ArticlesMeasure Angles Without Tools (Degrees)

Measure Angles Without Tools (Degrees)

Tech Level 0

Last edited · 151d3d8 · tewelde

Summary

An angle is a turn between two directions. Modern tools measure angles in degrees:

  • A full turn is 360°
  • A half turn is 180°
  • A right angle is 90°

At low tech, you usually do not need “exact” degrees. What you do need is a way to reproduce a few reference angles reliably (90°, 60°, 45°, 30°) and describe other angles as “between” those references.

Prerequisites

  • None (Level 0).

Tools and materials (natural / Level 0)

  • A straight stick (for a straightedge)
  • A pointed stick or sharp stone edge (to scratch lines)
  • Flat ground, sand, clay, or a flat board/stone surface you can mark

Optional but helpful:

  • A flexible strip (bark strip, fiber strand) to use as a “compass” radius

Reference angles and how to make them

90° (right angle): 3-4-5 triangle

This makes a right angle using only lengths.

  1. Mark a point A on the ground.
  2. From A, mark a point B at 4 handspans (or any consistent unit).
  3. From A in a different direction, mark a point C at 3 handspans.
  4. Move point C until the distance BC is exactly 5 handspans.
  5. Draw lines AB and AC. The angle at A is 90°.

Any scaled version works (3-4-5, 6-8-10, 9-12-15). Use whatever size is easiest to measure.

60° (and 120°): equilateral triangle

  1. Draw a baseline AB (any length you choose).
  2. Using AB as the radius, draw an arc centered at A.
  3. Using AB as the radius, draw an arc centered at B so it crosses the first arc at C.
  4. Connect A-C and B-C. Triangle ABC has all sides equal, and angles of 60°.

If you cannot draw arcs cleanly, you can “step” the same stick length around: AB is the length, then mark C by finding a point that is one AB length from both A and B.

45°: bisect a 90° angle

  1. Make a 90° angle using the 3-4-5 method.
  2. Mark the angle corner point A and draw a short arc that crosses both legs of the angle at points D and E.
  3. From D, draw a small arc.
  4. From E, draw a small arc with the same radius so the arcs intersect at F.
  5. Draw line A-F. This line splits the right angle into 45° and 45°.

30° and 15°: bisect 60° (and then bisect again)

  1. Build a 60° angle using the equilateral triangle method.
  2. Use the same bisection steps above to split 60° into 30°.
  3. Bisect 30° to get 15°.

Using degrees in early articles (recommended style)
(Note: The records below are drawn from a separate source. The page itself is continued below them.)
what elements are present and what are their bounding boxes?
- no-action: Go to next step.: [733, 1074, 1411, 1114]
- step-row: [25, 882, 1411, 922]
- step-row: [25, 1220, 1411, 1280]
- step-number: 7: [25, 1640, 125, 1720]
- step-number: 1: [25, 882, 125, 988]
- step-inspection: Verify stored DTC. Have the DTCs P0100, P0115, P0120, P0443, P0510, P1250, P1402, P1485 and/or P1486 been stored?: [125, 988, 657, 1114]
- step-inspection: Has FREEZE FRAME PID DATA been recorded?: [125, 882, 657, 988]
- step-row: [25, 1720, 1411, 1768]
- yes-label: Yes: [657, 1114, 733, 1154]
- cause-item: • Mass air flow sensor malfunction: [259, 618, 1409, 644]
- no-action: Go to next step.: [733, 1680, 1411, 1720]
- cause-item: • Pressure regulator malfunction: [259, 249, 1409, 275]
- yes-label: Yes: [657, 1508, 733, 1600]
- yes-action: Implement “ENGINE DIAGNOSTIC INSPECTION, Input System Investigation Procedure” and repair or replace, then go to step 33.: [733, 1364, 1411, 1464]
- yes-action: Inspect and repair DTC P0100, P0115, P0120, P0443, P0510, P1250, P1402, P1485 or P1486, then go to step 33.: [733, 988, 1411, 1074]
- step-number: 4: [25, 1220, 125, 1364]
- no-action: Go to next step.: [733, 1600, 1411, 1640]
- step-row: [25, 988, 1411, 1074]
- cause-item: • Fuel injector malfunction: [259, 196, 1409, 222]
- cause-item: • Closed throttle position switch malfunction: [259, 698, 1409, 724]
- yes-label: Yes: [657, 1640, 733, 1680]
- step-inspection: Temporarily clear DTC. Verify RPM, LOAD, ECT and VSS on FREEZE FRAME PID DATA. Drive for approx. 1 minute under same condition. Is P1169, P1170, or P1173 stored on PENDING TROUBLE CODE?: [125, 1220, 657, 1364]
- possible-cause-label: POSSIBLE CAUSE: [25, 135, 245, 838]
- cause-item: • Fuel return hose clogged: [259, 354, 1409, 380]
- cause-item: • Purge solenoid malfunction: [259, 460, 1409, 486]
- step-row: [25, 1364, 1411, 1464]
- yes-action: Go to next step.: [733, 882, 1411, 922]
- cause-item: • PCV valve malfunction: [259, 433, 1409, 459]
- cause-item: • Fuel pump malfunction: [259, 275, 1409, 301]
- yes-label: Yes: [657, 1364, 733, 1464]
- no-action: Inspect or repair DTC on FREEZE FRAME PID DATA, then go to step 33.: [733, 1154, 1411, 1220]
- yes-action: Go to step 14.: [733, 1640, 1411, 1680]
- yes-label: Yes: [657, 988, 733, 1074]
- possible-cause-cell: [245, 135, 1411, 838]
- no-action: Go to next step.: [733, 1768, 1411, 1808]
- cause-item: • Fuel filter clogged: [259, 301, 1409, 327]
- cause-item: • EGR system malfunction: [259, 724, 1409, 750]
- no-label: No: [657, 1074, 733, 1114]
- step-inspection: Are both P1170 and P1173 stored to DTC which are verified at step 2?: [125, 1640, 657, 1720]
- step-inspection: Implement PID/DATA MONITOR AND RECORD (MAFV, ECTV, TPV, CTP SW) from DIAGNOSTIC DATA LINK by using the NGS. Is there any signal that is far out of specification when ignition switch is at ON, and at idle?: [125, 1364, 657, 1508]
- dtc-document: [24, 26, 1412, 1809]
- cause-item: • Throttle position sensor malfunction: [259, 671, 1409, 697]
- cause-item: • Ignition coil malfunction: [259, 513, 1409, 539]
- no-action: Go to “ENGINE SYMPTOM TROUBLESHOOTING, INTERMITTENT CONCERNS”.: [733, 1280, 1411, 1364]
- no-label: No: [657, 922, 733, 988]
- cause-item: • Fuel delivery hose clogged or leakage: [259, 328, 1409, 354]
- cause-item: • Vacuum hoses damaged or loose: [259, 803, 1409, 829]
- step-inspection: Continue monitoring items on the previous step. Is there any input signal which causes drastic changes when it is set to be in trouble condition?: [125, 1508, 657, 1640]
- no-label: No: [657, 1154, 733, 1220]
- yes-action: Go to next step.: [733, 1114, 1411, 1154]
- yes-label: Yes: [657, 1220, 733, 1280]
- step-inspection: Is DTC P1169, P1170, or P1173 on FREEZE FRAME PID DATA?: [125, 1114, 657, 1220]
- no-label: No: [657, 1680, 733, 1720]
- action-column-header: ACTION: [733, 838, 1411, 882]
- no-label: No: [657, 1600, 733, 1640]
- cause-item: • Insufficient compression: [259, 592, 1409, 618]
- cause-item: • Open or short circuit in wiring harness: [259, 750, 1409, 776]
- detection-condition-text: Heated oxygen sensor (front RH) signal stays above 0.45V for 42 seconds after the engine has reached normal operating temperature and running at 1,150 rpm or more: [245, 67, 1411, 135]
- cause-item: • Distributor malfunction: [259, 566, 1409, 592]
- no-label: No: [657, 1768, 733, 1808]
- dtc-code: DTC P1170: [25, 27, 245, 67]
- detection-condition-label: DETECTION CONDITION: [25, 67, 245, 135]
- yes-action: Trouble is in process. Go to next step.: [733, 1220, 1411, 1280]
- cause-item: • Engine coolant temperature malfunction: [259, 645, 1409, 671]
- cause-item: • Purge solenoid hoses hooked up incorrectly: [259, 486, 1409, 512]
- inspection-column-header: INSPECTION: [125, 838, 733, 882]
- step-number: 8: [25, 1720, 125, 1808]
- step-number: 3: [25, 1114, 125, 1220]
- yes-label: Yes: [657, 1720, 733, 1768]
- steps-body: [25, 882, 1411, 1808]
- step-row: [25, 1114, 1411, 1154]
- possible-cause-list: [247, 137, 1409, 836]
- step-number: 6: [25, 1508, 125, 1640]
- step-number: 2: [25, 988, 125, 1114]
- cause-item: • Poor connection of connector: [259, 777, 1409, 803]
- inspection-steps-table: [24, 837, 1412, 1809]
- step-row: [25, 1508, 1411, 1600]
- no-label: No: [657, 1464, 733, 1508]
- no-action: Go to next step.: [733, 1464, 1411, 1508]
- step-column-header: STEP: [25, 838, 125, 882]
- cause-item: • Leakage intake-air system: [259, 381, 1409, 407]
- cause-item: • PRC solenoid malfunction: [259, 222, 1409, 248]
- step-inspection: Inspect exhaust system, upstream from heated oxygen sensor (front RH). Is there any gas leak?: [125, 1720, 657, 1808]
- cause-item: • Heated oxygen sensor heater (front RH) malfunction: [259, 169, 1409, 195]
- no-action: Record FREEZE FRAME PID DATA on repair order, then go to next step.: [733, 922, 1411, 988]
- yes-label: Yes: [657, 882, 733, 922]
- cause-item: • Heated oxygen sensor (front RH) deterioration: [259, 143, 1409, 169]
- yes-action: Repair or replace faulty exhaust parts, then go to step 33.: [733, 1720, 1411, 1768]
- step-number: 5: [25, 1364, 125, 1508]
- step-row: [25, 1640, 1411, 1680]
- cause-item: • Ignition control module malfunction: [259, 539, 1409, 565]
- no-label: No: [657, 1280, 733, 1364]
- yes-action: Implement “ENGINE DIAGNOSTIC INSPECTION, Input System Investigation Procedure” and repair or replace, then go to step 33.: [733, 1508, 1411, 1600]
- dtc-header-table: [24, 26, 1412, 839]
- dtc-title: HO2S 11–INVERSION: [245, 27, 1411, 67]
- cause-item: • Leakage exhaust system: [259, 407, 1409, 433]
  • Prefer descriptions like “shallow / moderate / steep” and “between 45° and 60°”.
  • If you include degrees, add a reference like: “(about 60°; see Measure Angles Without Tools).”

Verification

  • 3-4-5 triangle: if your measured BC equals 5 units, the angle at A is a right angle.
  • Equilateral triangle: if AB, BC, and CA match, all angles are 60°.
  • Bisection: the bisector should look symmetric; if you mark equal distances along both legs, the bisector should land in the middle.

Safety

  • Scratching lines with sharp stone edges can cut. Keep fingers behind edges and cut away from your body.
  • Avoid marking angles on unstable ground where you can slip.

Troubleshooting

  • My “right angle” looks off: your length units drifted. Re-measure and make the triangle larger (errors matter less when the triangle is big).
  • Arcs don’t intersect cleanly: your radius changed. Use a fixed stick length and keep the pivot point stable.
  • Lines are messy: scratch lightly first, then deepen once you are confident.

Variants

  • Make an angle template board: scratch a 90° corner and a 60° corner into a flat board or plank so you can reuse it later.